About Fish
Surrounded by the sea on three sides, the Iberian peninsula has always had an active fishing industry: from the sheltered Mediterranean waters of Catalonia to the deep seas off the coast of Andalucía, from the wilder open seas of the northern Atlantic, to the rich coastal waters of Galicia to the west of Spain, for millennia fishermen have gone out in boats seeking a catch. The coasts too provided their harvest, goose necked barnacles (percebes), spider crabs (txangurro), razor clams (navajas) oysters and mussels, all of them consumed in great quantities.
Before the development of refrigeration there were a variety of ways of preserving fish, drying, salting, pickling, smoking, canning or bottling or combinations of these methods. Many of the products produced at first out of necessity, such as bacalao, are now part of the gastronomic fabric of the culture.

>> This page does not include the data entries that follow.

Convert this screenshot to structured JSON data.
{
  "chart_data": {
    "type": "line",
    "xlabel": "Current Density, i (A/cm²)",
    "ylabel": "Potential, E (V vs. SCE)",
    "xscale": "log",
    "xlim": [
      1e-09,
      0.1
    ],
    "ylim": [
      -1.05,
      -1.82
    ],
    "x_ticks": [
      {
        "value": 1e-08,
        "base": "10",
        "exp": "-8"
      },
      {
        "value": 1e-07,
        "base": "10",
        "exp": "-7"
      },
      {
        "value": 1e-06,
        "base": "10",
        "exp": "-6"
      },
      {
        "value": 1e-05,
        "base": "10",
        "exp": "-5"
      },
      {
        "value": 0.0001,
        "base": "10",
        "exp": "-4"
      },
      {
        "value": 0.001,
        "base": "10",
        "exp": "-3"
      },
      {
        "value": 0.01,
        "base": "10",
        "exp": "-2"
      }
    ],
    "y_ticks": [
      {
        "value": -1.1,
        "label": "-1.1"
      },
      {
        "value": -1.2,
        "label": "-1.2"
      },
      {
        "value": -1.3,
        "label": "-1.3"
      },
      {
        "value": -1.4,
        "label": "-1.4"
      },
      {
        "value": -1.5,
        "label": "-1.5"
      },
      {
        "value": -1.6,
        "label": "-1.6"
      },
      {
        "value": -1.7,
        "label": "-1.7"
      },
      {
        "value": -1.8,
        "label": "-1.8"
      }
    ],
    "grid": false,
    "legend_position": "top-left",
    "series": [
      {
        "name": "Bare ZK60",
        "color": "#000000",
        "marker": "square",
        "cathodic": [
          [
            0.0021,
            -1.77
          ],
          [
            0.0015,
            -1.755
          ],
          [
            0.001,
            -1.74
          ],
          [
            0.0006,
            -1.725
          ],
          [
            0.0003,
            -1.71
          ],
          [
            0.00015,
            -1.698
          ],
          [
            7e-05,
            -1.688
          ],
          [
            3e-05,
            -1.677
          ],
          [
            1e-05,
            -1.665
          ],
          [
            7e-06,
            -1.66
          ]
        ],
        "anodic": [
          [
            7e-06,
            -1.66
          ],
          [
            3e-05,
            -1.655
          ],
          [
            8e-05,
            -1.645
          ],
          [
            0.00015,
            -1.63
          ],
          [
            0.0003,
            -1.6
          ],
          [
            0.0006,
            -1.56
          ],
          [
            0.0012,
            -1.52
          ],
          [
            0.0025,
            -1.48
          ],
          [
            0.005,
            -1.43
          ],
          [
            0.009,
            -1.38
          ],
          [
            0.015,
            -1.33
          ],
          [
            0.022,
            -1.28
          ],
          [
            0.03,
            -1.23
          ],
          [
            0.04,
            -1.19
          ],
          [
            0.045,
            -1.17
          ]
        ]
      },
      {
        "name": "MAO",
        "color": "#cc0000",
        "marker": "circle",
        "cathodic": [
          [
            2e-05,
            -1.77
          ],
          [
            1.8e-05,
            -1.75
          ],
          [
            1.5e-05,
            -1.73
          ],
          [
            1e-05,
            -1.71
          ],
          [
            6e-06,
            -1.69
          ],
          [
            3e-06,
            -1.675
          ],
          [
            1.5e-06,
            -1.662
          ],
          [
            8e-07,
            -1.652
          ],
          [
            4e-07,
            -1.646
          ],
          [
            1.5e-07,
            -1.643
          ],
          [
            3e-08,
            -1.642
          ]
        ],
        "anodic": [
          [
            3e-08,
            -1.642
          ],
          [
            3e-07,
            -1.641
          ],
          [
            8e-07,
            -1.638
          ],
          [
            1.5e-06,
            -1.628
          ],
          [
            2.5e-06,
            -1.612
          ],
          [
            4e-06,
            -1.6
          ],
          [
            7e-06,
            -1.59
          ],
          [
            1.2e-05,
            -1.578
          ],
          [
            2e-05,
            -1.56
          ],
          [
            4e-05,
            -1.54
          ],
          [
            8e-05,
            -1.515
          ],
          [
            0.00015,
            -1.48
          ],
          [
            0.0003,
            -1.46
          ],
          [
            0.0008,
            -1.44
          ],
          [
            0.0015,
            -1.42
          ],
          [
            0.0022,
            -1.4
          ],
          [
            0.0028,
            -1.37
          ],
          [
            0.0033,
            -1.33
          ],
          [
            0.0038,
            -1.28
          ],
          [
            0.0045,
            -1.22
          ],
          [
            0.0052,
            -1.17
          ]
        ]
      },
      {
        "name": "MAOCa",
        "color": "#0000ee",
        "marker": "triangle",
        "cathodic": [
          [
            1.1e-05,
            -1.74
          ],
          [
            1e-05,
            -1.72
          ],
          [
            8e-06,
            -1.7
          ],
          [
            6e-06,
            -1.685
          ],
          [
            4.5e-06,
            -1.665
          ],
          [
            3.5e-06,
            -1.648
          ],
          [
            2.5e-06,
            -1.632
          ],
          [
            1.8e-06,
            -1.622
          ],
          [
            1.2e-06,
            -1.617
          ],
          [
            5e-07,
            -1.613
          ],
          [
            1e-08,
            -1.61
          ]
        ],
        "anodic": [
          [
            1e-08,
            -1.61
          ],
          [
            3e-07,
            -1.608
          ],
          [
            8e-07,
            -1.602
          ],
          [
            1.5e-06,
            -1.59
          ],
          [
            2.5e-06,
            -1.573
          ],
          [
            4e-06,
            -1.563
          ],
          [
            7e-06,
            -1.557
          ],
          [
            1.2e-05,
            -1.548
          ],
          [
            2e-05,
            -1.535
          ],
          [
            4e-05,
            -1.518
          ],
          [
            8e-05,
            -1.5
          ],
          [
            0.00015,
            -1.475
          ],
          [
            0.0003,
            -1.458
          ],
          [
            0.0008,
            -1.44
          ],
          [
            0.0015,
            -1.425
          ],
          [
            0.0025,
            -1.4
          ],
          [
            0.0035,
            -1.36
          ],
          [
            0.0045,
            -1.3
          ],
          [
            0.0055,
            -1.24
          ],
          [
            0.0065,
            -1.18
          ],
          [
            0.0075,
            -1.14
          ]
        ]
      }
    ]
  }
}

Brindisa imports a good number of fish products from Spain, a country that loves its seafood, and which have been prepared using a variety of the methods mentioned above. There is bacalao, salt cod, which has been consumed in Spain for well over a thousand years and mojama, an air dried loin of tuna simply salted and hung out in the sun. There are boquerones, while anchovies, cooked by the chemical action of the vinegar in which they are placed; anchovies, hot smoked over beech wood and tinned in olive oil; and there are tuna products, prepared and packed by hand still.